Minister slams MMDAs for giving low priority to sanitation issues

Henry Ford Kamel – Volta Regional Minister

Mr Henry Ford Kamel, Volta Regional Minister has slammed Metropolitan Municipal and District Assemblies (MMDAs) for giving low priority to sanitation issues despite its crucial linkage to development.

He said many of the MMDAs treated matters of sanitation as “peripheral” issues, with low budgets and hardly giving sanitation workers the room to contribute to development planning and implementation.

Mr Kamel was speaking at the opening ceremony of the sixth National Quadrennial Congress of the Ghana Environmental Health Officers’ Association (GEHOA) on Tuesday, in Ho, which is on the theme “Environmental Sanitation: The Responsibility of All.”

The Minister said he would in the coming weeks, work through the Volta Regional Coordinating Council (VRCC) to ensure that MMDAs in the region gave the appropriate attention to sanitation in their development programmes.

Mr Kamel observed that Sanitation Officers were being overly lenient in tackling sanitation offenders, resulting in a generally lax attitude to sanitation issues among the populace.

“Enforce all the laws if you have to send people to court, do just that,” he stated, saying he expected the Judiciary to play an important part in reprimanding such offences.

Mr Kweku Quansah, a Director at the Environmental Health Services Department (EHSD) of the Ministry of Local Government and Rural Development said Ghana was moving too slowly to meet the Millennium Development Goals (MDGs) on Sanitation.

He said while the target was 54 percent by 2015, the country was presently pegged at a low 14 percent and is the second lowest in the world.

Mr Quansah said it was a pity that Ghana continued to be touted on international platforms for doing so well in governance issues at the time sanitation across the country was so bad.
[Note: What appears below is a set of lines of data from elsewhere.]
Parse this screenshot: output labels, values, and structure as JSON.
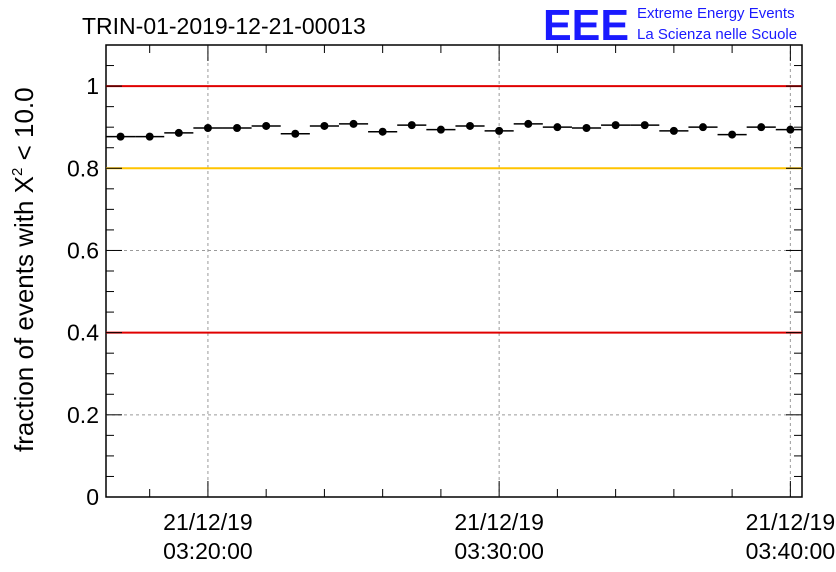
{
  "logo": {
    "mark": "EEE",
    "line1": "Extreme Energy Events",
    "line2": "La Scienza nelle Scuole"
  },
  "colors": {
    "red_line": "#e00000",
    "yellow_line": "#ffc400",
    "grid": "#9a9a9a",
    "logo": "#1a1aff"
  },
  "chart_data": {
    "type": "scatter",
    "title": "TRIN-01-2019-12-21-00013",
    "ylabel_prefix": "fraction of events with X",
    "ylabel_sup": "2",
    "ylabel_suffix": " < 10.0",
    "ylim": [
      0,
      1.1
    ],
    "xlim_minutes": [
      16.5,
      40.4
    ],
    "yticks": [
      {
        "value": 0,
        "label": "0"
      },
      {
        "value": 0.2,
        "label": "0.2"
      },
      {
        "value": 0.4,
        "label": "0.4"
      },
      {
        "value": 0.6,
        "label": "0.6"
      },
      {
        "value": 0.8,
        "label": "0.8"
      },
      {
        "value": 1.0,
        "label": "1"
      }
    ],
    "xticks": [
      {
        "minute": 20,
        "date": "21/12/19",
        "time": "03:20:00"
      },
      {
        "minute": 30,
        "date": "21/12/19",
        "time": "03:30:00"
      },
      {
        "minute": 40,
        "date": "21/12/19",
        "time": "03:40:00"
      }
    ],
    "reference_lines": [
      {
        "y": 1.0,
        "color": "#e00000"
      },
      {
        "y": 0.8,
        "color": "#ffc400"
      },
      {
        "y": 0.4,
        "color": "#e00000"
      }
    ],
    "bin_width_minutes": 1.0,
    "series": [
      {
        "name": "fraction",
        "x_minutes": [
          17,
          18,
          19,
          20,
          21,
          22,
          23,
          24,
          25,
          26,
          27,
          28,
          29,
          30,
          31,
          32,
          33,
          34,
          35,
          36,
          37,
          38,
          39,
          40
        ],
        "values": [
          0.877,
          0.877,
          0.886,
          0.898,
          0.898,
          0.903,
          0.884,
          0.903,
          0.908,
          0.889,
          0.905,
          0.894,
          0.903,
          0.891,
          0.908,
          0.9,
          0.898,
          0.905,
          0.905,
          0.891,
          0.9,
          0.882,
          0.9,
          0.894
        ]
      }
    ]
  }
}
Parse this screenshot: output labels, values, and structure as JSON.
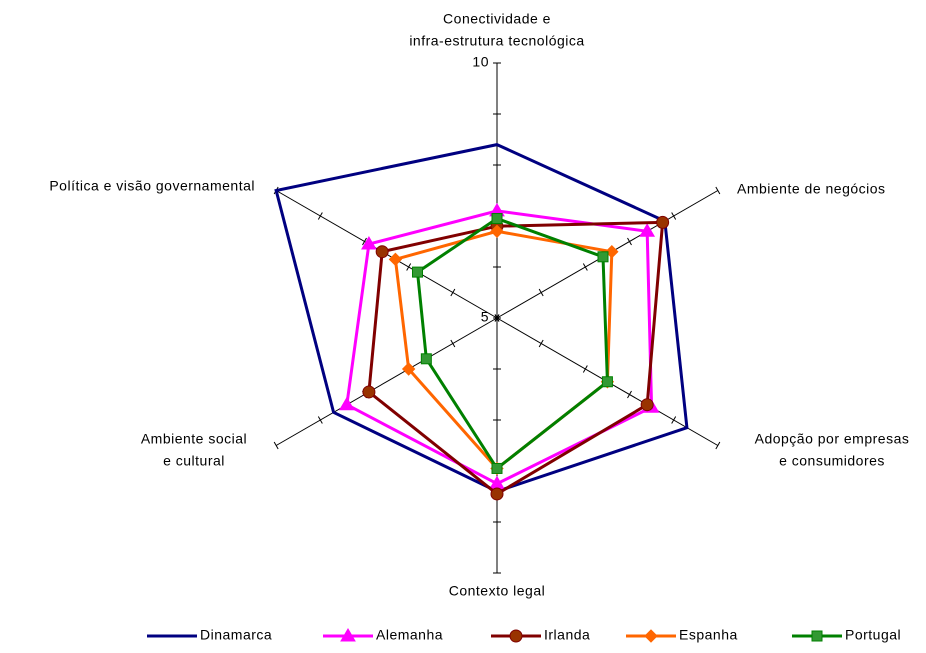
{
  "chart_data": {
    "type": "radar",
    "categories": [
      [
        "Conectividade e",
        "infra-estrutura tecnológica"
      ],
      [
        "Ambiente de negócios"
      ],
      [
        "Adopção por empresas",
        "e consumidores"
      ],
      [
        "Contexto legal"
      ],
      [
        "Ambiente social",
        "e cultural"
      ],
      [
        "Política e visão governamental"
      ]
    ],
    "rlim": [
      5,
      10
    ],
    "rticks": [
      5,
      10
    ],
    "rminor": [
      6,
      7,
      8,
      9
    ],
    "legend": "bottom",
    "series": [
      {
        "name": "Dinamarca",
        "color": "#000080",
        "marker": "none",
        "values": [
          8.4,
          8.8,
          9.3,
          8.4,
          8.7,
          10.0
        ]
      },
      {
        "name": "Alemanha",
        "color": "#ff00ff",
        "marker": "triangle",
        "values": [
          7.1,
          8.4,
          8.5,
          8.25,
          8.4,
          7.9
        ]
      },
      {
        "name": "Irlanda",
        "color": "#800000",
        "marker": "circle",
        "marker_color": "#993300",
        "values": [
          6.8,
          8.75,
          8.4,
          8.45,
          7.9,
          7.6
        ]
      },
      {
        "name": "Espanha",
        "color": "#ff6600",
        "marker": "diamond",
        "values": [
          6.7,
          7.6,
          7.5,
          7.95,
          7.0,
          7.3
        ]
      },
      {
        "name": "Portugal",
        "color": "#008000",
        "marker": "square",
        "marker_color": "#339933",
        "values": [
          6.95,
          7.4,
          7.5,
          7.95,
          6.6,
          6.8
        ]
      }
    ]
  }
}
He recommended that government pumped more resources into sanitation and that people-centred and community-led programmes be undertaken to improve sanitation consciousness.

Mr Quansah also called for a massive build up of appropriate sanitation infrastructure followed by a more a rigid punishment regime.

Mr Francis Abotsi, Volta Regional Environmental Health Officer said people-centred integrated sanitation programmes going on in the five districts of the region had pushed up awareness and compliance considerably.

Mr Edward Mba, GEHOA National President said the four-day congress would go into scientific sessions to brainstorm on sanitation challenges in the country.